Kashmiri Pulao – Kashmiri rice is very different from traditional Basmati. It is thicker and shorter locally grown variety, which is rich in starch and nutrients. Rice is a staple in Kashmir and cooked in different kinds of pulaos and biryanis. This is the most common one, cooked with a bit of saffron, spices, nuts and dried fruits. You can eat it on its own or pair it with a curry. The best one I tasted was at Dilkusha restaurant in Pahalgam.

Rajma – The red kidney bean stew is common in most of India, though the Kashmiri rajma is different. The beans are darker in color, smaller and of heirloom variety. It is less spicy, and cooked with tomatoes and red chilies to add a deeper red color. The riverfront Hotel Heevan in Pahalgam cooked this especially for us.

Saag/ Haak – Unlike what most Indian restaurants serve as saag, in Kashmir saag refers to a variety of greens including cabbage, broccoli, kale and kohlrabi. These are cooked with lots of mustard oil and dried red chilies. At Ahdoos restaurant in Srinagar.

Gucci – These local morel mushrooms are found only in the damp forests, sort of like truffles. They cannot be grown and cost up to $500/ kg when discovered in season. The flavor is very earthy and dry, but this gucchi and peas curry is a must try with flaky parathas. Order it at Lolaab in Pahalgam.

Dum Aloo – This dish originated from the traditional Kashmiri Pandit cuisine. The small potatoes are deep friend, and then simmered on a low fame with about a dozen spices. Try it at Fortune Resort Heevan in Srinagar.

Seekh KebabNo meal in Kashmir is complete without meat, mostly lamb. You will often find a variety of kebabs, meat curries or rice biryanis. These spiced ground lamb skewers are a popular appetizer at Cafe Chinar restaurant in Srinagar. Make it a meal with thin roomali (handkerchief roti).

Waza Chicken – A Wazwan is a multi-course meal in the Kashmiri Muslim tradition prepared in copper utensils by a traditional vasta waza, or head chef, with the assistance of a court of wazas, or chefs. These dishes are typically cooked at weddings and parties, but available at restaurants as well. I tried the waza chicken – fried chicken, cooked in in red curry at Dilkhusa restaurant in Gulmarg, as well as a few other places.

Kokur Yakhni – The bone-in chicken pieces are simmered in yogurt and garnished with fennel and lots of dry mint. The sauce is a bit runny with lemony flavor, and pairs well with steamed rice. Heevan Retreat‘s Dilkhusa restaurant in Gulmarg.

Kofta – Though kofta (meatball) is a popular dish in Kashmiri cuisine generally made with lamb or goat, I tried a version with fresh fish at Fortune Resort Heevan’s Earthen Oven in Srinagar. The local snapper was minced, shaped into balls and steamed, floating in a creamy sweet and spicy sauce.

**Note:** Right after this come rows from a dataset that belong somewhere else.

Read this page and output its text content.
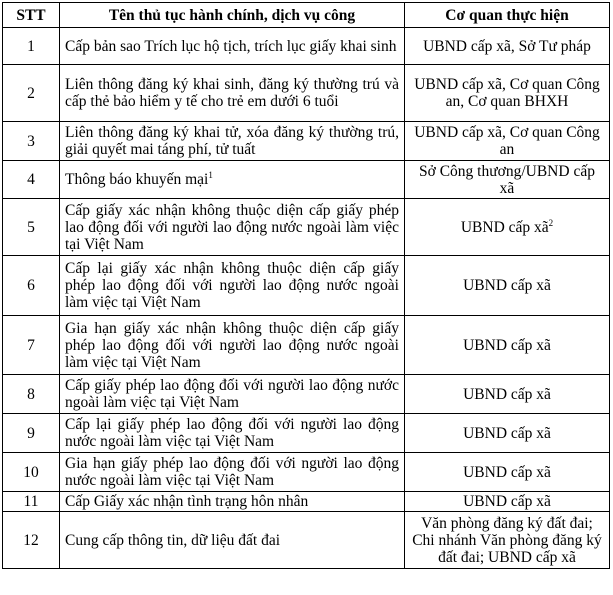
STT	Tên thủ tục hành chính, dịch vụ công	Cơ quan thực hiện
1	Cấp bản sao Trích lục hộ tịch, trích lục giấy khai sinh	UBND cấp xã, Sở Tư pháp
2	Liên thông đăng ký khai sinh, đăng ký thường trú và cấp thẻ bảo hiểm y tế cho trẻ em dưới 6 tuổi	UBND cấp xã, Cơ quan Công an, Cơ quan BHXH
3	Liên thông đăng ký khai tử, xóa đăng ký thường trú, giải quyết mai táng phí, tử tuất	UBND cấp xã, Cơ quan Công an
4	Thông báo khuyến mại$^1$	Sở Công thương/UBND cấp xã
5	Cấp giấy xác nhận không thuộc diện cấp giấy phép lao động đối với người lao động nước ngoài làm việc tại Việt Nam	UBND cấp $xã^2$
6	Cấp lại giấy xác nhận không thuộc diện cấp giấy phép lao động đối với người lao động nước ngoài làm việc tại Việt Nam	UBND cấp xã
7	Gia hạn giấy xác nhận không thuộc diện cấp giấy phép lao động đối với người lao động nước ngoài làm việc tại Việt Nam	UBND cấp xã
8	Cấp giấy phép lao động đối với người lao động nước ngoài làm việc tại Việt Nam	UBND cấp xã
9	Cấp lại giấy phép lao động đối với người lao động nước ngoài làm việc tại Việt Nam	UBND cấp xã
10	Gia hạn giấy phép lao động đối với người lao động nước ngoài làm việc tại Việt Nam	UBND cấp xã
11	Cấp Giấy xác nhận tình trạng hôn nhân	UBND cấp xã
12	Cung cấp thông tin, dữ liệu đất đai	Văn phòng đăng ký đất đai; Chi nhánh Văn phòng đăng ký đất đai; UBND cấp xã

Kashmiri naan – This flatbread is very different than the garlic or butter naans you may have had before. Though baked in a traditional tandoor (clay oven), it is more like a pizza that you can eat it by itself. This one at Ahdoos restaurant in Srinagar was topped with cashews, raisins, coconut and cocktail fruits.

Kashmiri Halva – Most of the time in Kashmir I was too full with my meal to think about dessert, but my waiter at Heevan Hotel in Gulmarg insisted that I try their Kashmiri halva, and I am so glad that I did! Cooked with ghee (clarified butter), sooji (semolina) and water, topped with almonds, raisins and coconut flakes, this was one of the best halvas I had. I recommend ordering this for breakfast as it is quite rich.

Phirni – Now I had phirni many times before and my favorite was a thick white color rice pudding served chilled in a clay pot at some muslim owned restaurants in Old Delhi. But the Kashmiri version I had at Fortune Resort Heevan in Srinagar was made with semolina instead of rice, runny and served warm. It was also yellow from the saffron.

Of course there are far more dishes in Kashmiri cuisine that I didn’t get to try, so this is by no means a comprehensive list. It’s just a good starting point for your next visit to Kashmir.

Have you tried a Kashmiri dish not listed above?